Entre nós, publicitam-se e defendem-se ideias e programas partidários sem entraves de maior, fazem-se livremente campanhas e sondagens, todos os cidadãos maiores podem exprimir através do voto a orientação geral das suas escolhas, os parlamentares e o líder do Governo são eleitos, os governos ascendem e caem, os maiores partidos alternam no exercício do poder e este é balizado por normas constitucionais que dão corpo de letra a um vasto consenso sobre quais devem ser as regras do jogo político.
Somados todos estes aspectos, parece haver poucas razões para duvidar que vivemos no seio de uma democracia representativa plena. Mas examinemos melhor.
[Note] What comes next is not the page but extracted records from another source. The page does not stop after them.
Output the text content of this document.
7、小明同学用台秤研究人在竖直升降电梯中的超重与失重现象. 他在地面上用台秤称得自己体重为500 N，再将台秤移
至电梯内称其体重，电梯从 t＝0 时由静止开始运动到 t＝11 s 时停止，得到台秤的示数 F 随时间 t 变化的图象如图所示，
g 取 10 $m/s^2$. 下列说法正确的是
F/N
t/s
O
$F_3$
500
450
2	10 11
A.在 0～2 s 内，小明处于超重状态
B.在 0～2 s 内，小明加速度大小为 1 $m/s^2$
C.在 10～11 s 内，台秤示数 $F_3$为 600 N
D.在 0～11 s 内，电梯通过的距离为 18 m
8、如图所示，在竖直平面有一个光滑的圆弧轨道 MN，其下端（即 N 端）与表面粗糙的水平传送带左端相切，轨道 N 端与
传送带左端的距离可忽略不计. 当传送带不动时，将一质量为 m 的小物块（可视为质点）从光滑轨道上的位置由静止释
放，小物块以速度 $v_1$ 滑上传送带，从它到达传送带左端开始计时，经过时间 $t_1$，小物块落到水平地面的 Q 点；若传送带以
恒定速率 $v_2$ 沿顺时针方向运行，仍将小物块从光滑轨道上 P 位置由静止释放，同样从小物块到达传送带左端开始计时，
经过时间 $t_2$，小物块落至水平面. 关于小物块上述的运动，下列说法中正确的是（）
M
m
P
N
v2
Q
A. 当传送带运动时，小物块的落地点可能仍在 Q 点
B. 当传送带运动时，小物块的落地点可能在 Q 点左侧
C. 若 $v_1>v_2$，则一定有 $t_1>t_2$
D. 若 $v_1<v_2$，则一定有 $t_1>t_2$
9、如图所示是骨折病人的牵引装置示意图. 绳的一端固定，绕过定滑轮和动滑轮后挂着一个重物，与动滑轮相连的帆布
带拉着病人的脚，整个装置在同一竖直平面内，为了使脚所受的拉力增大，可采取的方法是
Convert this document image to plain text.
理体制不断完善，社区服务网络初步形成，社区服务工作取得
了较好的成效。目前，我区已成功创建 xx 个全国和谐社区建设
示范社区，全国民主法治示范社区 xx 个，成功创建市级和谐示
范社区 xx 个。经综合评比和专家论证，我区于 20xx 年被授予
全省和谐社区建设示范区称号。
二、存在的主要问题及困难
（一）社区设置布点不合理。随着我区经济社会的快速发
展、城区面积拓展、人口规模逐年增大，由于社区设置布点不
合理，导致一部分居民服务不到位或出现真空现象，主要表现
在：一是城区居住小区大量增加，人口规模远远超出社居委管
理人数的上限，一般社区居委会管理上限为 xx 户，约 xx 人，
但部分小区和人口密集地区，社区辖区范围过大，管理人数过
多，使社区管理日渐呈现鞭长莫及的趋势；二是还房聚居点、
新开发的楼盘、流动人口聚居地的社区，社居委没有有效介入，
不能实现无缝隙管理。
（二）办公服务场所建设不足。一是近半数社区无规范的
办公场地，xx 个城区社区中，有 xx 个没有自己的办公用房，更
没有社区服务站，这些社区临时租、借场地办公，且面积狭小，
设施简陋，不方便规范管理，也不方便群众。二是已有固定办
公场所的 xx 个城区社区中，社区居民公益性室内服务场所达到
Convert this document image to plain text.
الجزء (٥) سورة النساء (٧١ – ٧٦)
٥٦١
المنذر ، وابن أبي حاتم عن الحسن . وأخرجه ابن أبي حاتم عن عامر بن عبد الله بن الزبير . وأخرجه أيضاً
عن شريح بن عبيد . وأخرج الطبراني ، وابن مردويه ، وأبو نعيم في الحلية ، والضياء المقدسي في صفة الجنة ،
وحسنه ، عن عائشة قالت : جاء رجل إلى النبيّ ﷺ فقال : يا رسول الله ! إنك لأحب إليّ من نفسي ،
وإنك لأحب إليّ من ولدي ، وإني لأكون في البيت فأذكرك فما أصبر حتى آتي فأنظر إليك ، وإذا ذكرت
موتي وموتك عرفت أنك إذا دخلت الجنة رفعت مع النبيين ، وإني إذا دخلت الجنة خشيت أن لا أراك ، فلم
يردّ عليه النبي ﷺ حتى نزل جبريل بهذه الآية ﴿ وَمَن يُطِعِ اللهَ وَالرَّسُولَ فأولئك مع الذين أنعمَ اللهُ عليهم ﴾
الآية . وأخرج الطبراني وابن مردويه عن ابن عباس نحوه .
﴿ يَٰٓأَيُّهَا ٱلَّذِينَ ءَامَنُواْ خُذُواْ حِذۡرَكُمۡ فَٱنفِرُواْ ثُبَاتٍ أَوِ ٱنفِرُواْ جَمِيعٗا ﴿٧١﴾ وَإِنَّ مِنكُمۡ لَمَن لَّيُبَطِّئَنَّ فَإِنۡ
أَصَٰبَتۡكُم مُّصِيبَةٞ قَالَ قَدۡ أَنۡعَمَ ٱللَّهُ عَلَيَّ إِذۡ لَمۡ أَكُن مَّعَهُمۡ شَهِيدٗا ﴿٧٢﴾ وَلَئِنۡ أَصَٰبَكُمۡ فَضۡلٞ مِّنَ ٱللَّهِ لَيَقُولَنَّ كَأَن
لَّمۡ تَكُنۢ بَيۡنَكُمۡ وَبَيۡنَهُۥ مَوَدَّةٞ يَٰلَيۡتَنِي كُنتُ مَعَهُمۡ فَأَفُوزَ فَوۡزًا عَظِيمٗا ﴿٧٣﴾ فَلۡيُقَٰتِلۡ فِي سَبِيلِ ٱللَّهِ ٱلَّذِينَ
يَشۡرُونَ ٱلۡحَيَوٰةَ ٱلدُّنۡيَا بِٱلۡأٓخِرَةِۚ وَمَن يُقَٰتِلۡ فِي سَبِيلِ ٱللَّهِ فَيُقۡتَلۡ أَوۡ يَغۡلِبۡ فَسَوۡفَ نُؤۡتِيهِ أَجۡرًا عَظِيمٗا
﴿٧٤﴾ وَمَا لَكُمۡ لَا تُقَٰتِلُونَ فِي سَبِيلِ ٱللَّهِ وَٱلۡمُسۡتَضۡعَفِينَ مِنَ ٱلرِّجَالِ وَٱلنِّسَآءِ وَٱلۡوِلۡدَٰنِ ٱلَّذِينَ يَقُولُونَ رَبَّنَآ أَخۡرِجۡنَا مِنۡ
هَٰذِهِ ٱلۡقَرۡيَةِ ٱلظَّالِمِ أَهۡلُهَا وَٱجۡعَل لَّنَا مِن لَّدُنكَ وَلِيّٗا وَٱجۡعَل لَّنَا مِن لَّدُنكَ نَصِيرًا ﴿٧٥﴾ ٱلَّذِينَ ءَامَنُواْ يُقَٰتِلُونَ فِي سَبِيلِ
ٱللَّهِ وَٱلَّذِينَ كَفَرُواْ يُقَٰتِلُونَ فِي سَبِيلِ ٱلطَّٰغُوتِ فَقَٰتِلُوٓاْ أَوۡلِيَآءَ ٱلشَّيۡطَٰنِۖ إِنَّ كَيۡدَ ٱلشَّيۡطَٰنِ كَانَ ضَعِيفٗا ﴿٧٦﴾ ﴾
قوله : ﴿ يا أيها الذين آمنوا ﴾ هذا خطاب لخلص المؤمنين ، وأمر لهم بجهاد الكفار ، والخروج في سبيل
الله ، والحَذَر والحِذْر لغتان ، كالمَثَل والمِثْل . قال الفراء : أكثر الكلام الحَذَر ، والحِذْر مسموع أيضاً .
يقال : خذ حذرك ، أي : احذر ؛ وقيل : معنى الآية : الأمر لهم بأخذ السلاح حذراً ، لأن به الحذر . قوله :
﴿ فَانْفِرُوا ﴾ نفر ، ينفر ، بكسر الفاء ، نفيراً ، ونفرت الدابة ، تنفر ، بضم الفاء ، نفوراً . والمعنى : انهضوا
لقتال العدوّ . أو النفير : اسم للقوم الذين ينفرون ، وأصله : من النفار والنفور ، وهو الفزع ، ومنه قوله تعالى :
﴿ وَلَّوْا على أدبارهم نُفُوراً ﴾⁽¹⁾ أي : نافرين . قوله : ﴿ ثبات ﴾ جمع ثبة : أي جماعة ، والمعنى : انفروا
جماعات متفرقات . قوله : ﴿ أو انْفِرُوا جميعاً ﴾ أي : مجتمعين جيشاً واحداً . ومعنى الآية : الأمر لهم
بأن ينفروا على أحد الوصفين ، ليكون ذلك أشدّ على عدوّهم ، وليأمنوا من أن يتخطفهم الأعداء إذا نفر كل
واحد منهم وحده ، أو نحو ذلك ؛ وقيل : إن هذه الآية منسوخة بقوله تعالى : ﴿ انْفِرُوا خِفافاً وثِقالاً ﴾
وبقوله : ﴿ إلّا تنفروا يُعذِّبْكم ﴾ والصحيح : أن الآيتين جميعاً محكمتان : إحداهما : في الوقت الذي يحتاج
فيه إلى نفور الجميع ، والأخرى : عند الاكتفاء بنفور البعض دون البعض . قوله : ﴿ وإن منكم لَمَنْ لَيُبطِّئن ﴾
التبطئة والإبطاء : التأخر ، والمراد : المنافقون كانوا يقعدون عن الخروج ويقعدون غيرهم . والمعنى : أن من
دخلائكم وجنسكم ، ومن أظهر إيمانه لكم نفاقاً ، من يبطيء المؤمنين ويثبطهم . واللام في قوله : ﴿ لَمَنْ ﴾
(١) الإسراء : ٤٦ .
A democracia é um edifício de dois andares. No andar superior, as coisas passam-se como atrás foi descrito. Há um clima de livre concorrência entre pessoas e doutrinas, entre ideias e projectos, entre idealismos e ambições pragmáticas, e os vencedores são sempre apurados através do voto. Tanto o poder legislativo como o poder executivo emanam dele. Os que o exercem são, sob um ponto de vista formal, os nossos representantes na estrutura cimeira do Estado ou das autarquias.
Mas no rés-do-chão deste edifício as coisas passam-se de outro modo. O debate interno encontra-se esclerosado ou foi suprimido, as iniciativas e as inovações são barradas por estrangulamentos burocráticos ou entraves estatutários, os contactos interpessoais são restringidos, o acesso à informação vital é vedado, a participação de certas candidaturas em contendas eleitorais pode ser impunemente boicotada, os regulamentos podem ser descaradamente infringidos, a admissão à militância política é reservada ou condicionada e tende a funcionar quase em regime de clube privado, as equipas no poder barricam-se metodicamente para evitar a substituição ou a alternância. O andar térreo do edifício são os partidos políticos.
Ora acontece que o acesso ao primeiro andar se faz através do rés-do-chão. E muitos daqueles que no andar de cima aspiram a serem eleitos, e que dependem de uma eleição para poderem assumir os cargos a que se candidatam, provêm de um piso inferior onde o estatuto de candidato se adquire, não por eleição também, mas por indigitação, ou seja, por nomeação de uma burocracia já bem instalada no poder partidário.
Por outras palavras: no patamar superior, os nossos representantes são eleitos; no patamar inferior são, em larga medida, designados. Pois aí os candidatos a deputados, eurodeputados e autarcas não são apurados por sufrágio, nem constam de listas construídas segundo o método da representação proporcional, nem adquirem a sua legitimidade pelo apoio das bases, ou seja, dos meros eleitores. É a cúpula dos partidos que decide, que escolhe, que segrega, que peneira, enquanto mesmo os seus órgãos intermédios apenas propõem, opinam, dão aprovações e pareceres em nada vinculativos. São pois aqueles que se assenhorearam do piso térreo do edifício democrático, à margem de qualquer legislação ou fiscalização eficaz, que controlam o acesso aos órgãos públicos que funcionam no andar de cima.
Isto significa que a nossa democracia não é plena, mas semiplena. Existe ampla democraticidade na competição entre partidos, mas não existe em idêntica medida dentro deles.
Ora de pouco nos serve podermos eleger livremente os nossos representantes em alguns dos escalões cimeiros do poder político, nos casos em que não podemos eleger livremente os candidatos a sê-lo. Se alguém pôde fazer por nós uma escolha prévia, subordinando-a aos seus interesses e critérios, é previsível que os nossos, os dos meros eleitores, tendam a sair sempre derrotados ou preteridos. E nesta parte, pelo menos, o jogo já não deve chamar-se democracia.